I like the way the Fuji exposes and pushes the darker parts of the image way into the dark, like with this image of a Dahlia. Again, it is from the Fellows’ Garden at Christ’s College in Cambridge.
I looked up dahlia and was surprised at where it comes from. It’s a New World flower – from Mexico and Guatemala and into the northern tip of South America (not sure what happened to the intermediate countries between Guatemala and Colombia…)
The plant is named after Anders Dahl, author of Observationes Botanicae, and a student of Linneaus.
The story of the introduction of the plant into Europe is interesting – In 1787, the French botanist Nicolas-Joseph Thiéry de Menonville was sent to Mexico to steal some cochineal insects. He got the insects and reported that he had seen strangely beautiful flowers growing in a garden in Oaxaca.

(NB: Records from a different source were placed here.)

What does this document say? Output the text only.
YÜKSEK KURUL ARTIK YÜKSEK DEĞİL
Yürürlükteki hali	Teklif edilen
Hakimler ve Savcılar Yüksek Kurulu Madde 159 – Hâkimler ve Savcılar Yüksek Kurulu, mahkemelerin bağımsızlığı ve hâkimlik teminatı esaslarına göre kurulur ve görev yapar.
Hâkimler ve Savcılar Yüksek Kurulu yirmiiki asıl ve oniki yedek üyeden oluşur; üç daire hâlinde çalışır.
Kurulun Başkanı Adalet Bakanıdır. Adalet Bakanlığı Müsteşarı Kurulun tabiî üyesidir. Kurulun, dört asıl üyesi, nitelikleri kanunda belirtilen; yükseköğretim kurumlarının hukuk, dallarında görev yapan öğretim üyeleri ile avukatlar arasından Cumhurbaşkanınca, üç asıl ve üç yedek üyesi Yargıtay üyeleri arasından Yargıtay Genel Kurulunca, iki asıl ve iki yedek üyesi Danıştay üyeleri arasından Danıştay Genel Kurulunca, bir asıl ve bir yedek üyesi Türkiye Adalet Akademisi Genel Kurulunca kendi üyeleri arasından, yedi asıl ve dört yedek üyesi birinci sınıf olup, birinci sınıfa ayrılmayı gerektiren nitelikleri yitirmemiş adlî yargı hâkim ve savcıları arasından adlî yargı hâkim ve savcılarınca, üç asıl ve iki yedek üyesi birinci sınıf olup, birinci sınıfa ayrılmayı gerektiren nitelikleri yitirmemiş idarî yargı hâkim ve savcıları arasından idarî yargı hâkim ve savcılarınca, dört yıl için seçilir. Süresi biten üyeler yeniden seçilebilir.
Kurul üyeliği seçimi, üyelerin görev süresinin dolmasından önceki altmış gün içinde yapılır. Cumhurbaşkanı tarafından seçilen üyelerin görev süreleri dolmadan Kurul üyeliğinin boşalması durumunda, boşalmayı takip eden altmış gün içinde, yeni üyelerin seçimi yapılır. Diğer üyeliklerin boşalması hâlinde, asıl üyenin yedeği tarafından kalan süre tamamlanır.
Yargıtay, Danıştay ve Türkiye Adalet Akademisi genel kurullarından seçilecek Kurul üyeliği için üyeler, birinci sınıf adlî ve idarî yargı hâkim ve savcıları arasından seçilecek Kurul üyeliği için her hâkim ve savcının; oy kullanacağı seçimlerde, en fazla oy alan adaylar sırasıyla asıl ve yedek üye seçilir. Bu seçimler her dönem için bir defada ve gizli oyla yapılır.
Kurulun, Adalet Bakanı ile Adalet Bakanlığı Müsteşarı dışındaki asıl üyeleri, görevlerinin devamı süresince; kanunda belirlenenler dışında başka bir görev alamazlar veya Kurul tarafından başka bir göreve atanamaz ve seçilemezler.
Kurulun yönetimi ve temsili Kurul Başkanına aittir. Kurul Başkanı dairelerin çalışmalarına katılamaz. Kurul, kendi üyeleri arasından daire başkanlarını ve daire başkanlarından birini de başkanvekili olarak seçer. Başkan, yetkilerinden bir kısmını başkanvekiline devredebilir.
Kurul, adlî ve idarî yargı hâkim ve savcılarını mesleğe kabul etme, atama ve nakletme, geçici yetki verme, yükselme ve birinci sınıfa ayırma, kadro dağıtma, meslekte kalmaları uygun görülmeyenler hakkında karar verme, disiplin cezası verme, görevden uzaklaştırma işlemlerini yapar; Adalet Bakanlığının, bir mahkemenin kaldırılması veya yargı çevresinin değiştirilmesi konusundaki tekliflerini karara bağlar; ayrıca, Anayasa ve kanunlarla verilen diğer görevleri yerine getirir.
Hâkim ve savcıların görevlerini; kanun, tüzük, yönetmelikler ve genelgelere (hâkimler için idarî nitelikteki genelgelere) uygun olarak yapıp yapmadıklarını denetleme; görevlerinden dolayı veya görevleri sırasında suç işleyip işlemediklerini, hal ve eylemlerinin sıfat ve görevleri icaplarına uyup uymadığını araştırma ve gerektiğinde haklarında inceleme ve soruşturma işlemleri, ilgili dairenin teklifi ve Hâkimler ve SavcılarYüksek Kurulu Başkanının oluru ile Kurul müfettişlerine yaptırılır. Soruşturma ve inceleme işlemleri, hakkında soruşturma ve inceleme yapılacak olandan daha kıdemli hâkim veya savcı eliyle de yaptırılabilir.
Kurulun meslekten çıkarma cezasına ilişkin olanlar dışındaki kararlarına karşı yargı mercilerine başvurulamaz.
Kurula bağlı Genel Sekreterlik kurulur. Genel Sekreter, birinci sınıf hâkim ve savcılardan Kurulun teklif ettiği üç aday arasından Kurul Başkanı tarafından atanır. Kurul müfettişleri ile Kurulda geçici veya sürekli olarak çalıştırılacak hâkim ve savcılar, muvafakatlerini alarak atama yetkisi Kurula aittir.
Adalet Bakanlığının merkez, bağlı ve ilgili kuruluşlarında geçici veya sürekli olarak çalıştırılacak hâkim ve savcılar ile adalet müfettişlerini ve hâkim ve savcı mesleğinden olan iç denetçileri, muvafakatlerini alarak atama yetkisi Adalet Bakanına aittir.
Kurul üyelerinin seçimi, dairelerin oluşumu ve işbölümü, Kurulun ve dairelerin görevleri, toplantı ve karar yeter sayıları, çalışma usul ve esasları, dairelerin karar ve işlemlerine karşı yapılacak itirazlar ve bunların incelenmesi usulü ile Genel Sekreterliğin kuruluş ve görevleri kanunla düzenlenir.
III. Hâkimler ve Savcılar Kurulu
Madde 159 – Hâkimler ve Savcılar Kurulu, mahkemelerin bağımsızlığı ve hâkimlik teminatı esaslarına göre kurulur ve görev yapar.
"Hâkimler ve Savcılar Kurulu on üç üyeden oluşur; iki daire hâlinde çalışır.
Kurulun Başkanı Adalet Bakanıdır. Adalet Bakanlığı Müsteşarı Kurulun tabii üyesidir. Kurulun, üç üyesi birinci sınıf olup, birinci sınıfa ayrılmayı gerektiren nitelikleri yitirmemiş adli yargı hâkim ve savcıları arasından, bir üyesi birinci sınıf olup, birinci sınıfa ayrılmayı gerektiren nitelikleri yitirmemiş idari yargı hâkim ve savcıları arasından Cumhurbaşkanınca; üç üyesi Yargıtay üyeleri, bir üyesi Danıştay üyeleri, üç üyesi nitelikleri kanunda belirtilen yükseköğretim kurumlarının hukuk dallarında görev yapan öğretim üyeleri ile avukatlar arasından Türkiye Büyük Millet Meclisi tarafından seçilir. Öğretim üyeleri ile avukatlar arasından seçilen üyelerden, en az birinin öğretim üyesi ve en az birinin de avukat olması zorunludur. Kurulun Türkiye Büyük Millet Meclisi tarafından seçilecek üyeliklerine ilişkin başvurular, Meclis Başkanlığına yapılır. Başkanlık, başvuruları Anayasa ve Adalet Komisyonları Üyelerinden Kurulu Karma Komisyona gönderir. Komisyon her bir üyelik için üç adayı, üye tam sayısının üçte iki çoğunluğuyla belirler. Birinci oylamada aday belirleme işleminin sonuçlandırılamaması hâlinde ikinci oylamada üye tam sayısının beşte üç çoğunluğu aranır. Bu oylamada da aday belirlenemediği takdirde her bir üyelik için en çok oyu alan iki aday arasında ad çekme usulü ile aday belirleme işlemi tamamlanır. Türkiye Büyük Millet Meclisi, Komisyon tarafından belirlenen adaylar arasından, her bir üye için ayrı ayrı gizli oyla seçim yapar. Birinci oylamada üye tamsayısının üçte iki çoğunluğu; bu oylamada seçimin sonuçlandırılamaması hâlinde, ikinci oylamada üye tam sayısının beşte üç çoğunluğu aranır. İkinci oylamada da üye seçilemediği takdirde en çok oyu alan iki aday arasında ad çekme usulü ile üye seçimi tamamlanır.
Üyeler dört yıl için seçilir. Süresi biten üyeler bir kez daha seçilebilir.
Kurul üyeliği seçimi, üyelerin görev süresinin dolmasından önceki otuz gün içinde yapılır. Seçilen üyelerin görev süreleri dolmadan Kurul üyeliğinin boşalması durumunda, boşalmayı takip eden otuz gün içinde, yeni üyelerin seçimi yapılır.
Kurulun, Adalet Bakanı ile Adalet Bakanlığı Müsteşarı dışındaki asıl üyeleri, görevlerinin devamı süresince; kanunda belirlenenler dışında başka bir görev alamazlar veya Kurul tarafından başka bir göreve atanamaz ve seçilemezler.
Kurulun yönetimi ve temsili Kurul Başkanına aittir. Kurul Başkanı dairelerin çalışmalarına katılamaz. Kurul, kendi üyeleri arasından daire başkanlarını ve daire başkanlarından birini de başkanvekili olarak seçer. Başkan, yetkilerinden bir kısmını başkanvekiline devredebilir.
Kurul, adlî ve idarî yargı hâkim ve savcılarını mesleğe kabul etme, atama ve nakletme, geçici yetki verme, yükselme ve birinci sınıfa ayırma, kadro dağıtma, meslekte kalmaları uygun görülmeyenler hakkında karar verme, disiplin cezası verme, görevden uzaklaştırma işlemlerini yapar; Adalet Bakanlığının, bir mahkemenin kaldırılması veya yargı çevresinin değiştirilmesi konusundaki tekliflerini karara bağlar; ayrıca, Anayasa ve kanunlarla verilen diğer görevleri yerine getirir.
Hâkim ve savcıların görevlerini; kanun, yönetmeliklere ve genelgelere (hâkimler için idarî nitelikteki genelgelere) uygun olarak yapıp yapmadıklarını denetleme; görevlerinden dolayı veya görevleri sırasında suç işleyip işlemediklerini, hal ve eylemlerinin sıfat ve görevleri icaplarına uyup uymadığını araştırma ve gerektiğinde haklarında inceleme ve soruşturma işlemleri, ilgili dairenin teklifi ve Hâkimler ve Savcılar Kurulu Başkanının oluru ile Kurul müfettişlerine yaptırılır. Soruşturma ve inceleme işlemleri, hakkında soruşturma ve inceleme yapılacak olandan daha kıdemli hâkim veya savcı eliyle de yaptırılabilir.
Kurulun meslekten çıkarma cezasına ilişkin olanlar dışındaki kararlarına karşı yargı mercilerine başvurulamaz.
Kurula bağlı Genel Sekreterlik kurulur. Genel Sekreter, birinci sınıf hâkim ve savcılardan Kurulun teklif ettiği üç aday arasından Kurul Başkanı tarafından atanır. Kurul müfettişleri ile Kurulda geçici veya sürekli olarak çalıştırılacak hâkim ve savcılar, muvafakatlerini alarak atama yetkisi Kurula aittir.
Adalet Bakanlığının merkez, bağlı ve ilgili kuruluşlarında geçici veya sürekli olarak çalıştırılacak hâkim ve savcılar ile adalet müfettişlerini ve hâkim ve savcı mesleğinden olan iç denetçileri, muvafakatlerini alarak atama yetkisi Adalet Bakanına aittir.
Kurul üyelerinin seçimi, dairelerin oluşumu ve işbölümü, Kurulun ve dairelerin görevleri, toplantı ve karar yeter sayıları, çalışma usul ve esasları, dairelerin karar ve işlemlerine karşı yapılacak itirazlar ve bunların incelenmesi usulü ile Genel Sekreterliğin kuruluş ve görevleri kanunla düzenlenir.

A couple of years later the plants made their way to Europe, and the rest, as they say, is botany.
E&OE
If this is not in fact a dahlia, and I have got it wrong (not unknown), then blame my poor faculties.
White Dahlia

Of course, it is not white – the original flower is not white. I ‘whited’ it in Photoshop. I rarely if ever convert a part of a photo into a black-and-white image. Perhaps you have seen those postcards of scenes like red London Buses crossing a B&W London Bridge? Not to my taste, but a chacun son goût, and now I have gone and done it. Seriously, do you like the white version?